Ici ni le téléphone mobile ni internet ne passent. Ils n’existent pas. Je soupçonne les nonnes d’avoir un téléphone à manivelle. C’est un pays où les bruits que l’on entend sont un coq si heureux de vivre qu’il se permet de chanter à toute heure sans l’horloge née de l’imaginaire des citadins, les cloches des dernières vaches au pré échappées de l’industrie, bien cachées dans ce coin reculé de France, à la robe fauve comme des bêtes sauvages. C’est aussi l’aboiement du chien du fermier, jaloux du sentier emprunté par ses vaches et qui n’hésite pas, dit-on, à mordre ceux qui le traversent. J’y passe tout de même car c’est le chemin qui mène à la huitième merveille du monde, la Tourbière des Dauges : Mila qui m’accompagne en a vu d’autres.
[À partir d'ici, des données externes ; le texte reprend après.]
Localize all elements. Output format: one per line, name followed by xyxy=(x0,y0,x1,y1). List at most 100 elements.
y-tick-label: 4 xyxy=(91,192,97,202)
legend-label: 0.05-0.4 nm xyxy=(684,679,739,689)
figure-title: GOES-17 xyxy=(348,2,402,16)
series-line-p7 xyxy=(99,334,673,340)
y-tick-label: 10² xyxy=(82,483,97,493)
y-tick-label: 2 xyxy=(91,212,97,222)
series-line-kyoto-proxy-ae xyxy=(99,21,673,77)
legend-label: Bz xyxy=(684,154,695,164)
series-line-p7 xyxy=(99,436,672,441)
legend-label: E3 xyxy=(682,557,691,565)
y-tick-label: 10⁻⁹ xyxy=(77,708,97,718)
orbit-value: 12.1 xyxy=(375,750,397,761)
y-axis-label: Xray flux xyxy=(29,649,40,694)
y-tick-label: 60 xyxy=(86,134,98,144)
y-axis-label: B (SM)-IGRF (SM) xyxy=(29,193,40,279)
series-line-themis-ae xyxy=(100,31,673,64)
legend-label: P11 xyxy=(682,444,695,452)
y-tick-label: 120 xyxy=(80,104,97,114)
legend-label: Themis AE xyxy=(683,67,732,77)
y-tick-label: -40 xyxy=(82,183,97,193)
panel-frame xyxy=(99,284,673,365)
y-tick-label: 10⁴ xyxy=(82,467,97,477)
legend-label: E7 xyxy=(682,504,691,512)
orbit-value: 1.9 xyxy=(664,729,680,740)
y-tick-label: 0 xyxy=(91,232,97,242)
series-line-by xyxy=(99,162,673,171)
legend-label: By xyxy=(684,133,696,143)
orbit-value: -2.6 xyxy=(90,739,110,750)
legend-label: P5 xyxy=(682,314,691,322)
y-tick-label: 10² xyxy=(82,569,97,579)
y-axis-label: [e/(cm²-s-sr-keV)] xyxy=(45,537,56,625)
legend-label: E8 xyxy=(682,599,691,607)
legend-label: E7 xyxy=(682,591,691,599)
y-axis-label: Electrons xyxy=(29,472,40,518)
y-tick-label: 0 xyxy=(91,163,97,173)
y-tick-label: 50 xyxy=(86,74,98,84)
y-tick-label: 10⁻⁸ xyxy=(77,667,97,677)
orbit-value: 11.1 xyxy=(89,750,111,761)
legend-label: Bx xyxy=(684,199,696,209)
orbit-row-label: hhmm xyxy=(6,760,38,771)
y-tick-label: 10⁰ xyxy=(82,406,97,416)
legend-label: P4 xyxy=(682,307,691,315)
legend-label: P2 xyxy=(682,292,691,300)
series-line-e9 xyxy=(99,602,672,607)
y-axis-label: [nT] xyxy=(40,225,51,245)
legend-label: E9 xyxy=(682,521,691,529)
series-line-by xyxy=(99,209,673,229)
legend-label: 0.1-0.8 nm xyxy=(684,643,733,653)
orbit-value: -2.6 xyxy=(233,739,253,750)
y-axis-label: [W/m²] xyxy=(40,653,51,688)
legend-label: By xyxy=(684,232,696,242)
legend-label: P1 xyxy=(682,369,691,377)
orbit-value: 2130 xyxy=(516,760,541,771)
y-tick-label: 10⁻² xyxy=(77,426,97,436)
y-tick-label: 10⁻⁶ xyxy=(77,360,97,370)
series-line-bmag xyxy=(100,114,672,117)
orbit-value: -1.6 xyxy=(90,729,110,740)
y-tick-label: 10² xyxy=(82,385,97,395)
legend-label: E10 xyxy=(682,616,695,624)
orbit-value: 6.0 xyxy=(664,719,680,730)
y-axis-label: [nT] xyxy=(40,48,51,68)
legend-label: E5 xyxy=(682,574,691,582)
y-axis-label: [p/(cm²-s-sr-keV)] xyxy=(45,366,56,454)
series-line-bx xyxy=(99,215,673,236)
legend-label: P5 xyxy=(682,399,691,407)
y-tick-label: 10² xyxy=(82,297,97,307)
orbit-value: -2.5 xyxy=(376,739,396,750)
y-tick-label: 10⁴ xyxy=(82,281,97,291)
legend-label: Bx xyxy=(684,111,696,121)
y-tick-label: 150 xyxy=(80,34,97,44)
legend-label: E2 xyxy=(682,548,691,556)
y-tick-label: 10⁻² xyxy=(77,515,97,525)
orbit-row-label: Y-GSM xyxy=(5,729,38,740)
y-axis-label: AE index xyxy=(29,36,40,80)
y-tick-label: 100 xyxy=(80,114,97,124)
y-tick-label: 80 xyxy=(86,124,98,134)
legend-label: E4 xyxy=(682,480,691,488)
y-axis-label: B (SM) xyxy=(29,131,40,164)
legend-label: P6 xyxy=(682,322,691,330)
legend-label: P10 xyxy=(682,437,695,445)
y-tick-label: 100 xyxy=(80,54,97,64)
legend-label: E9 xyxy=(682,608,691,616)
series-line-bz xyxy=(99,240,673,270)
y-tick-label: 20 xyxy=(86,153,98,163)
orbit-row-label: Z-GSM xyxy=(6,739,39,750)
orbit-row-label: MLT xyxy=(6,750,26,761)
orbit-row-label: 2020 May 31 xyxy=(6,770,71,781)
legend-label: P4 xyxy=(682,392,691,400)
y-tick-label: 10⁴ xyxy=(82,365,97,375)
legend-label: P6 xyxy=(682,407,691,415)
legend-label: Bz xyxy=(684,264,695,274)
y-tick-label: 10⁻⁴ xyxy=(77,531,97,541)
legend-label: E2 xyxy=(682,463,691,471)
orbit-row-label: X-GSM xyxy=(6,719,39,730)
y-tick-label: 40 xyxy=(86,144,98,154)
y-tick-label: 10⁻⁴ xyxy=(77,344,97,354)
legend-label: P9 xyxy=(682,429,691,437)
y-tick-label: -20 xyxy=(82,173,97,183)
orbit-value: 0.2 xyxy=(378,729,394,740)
Un chien hargneux ne l’effraie pas, elle qui recule prudemment devant un homme qui s’approche un peu trop.

 

Qu’a-t-elle enduré, ma lévrier galga, avant que nos regards se croisent quand elle descendit du camion qui la ramenait d’Espagne ?  Pose ta tête sur mon bras, douce créature, pendant que j’écris ceci … Ferme tes yeux d’or, tu sais que ses lignes sont pour toi.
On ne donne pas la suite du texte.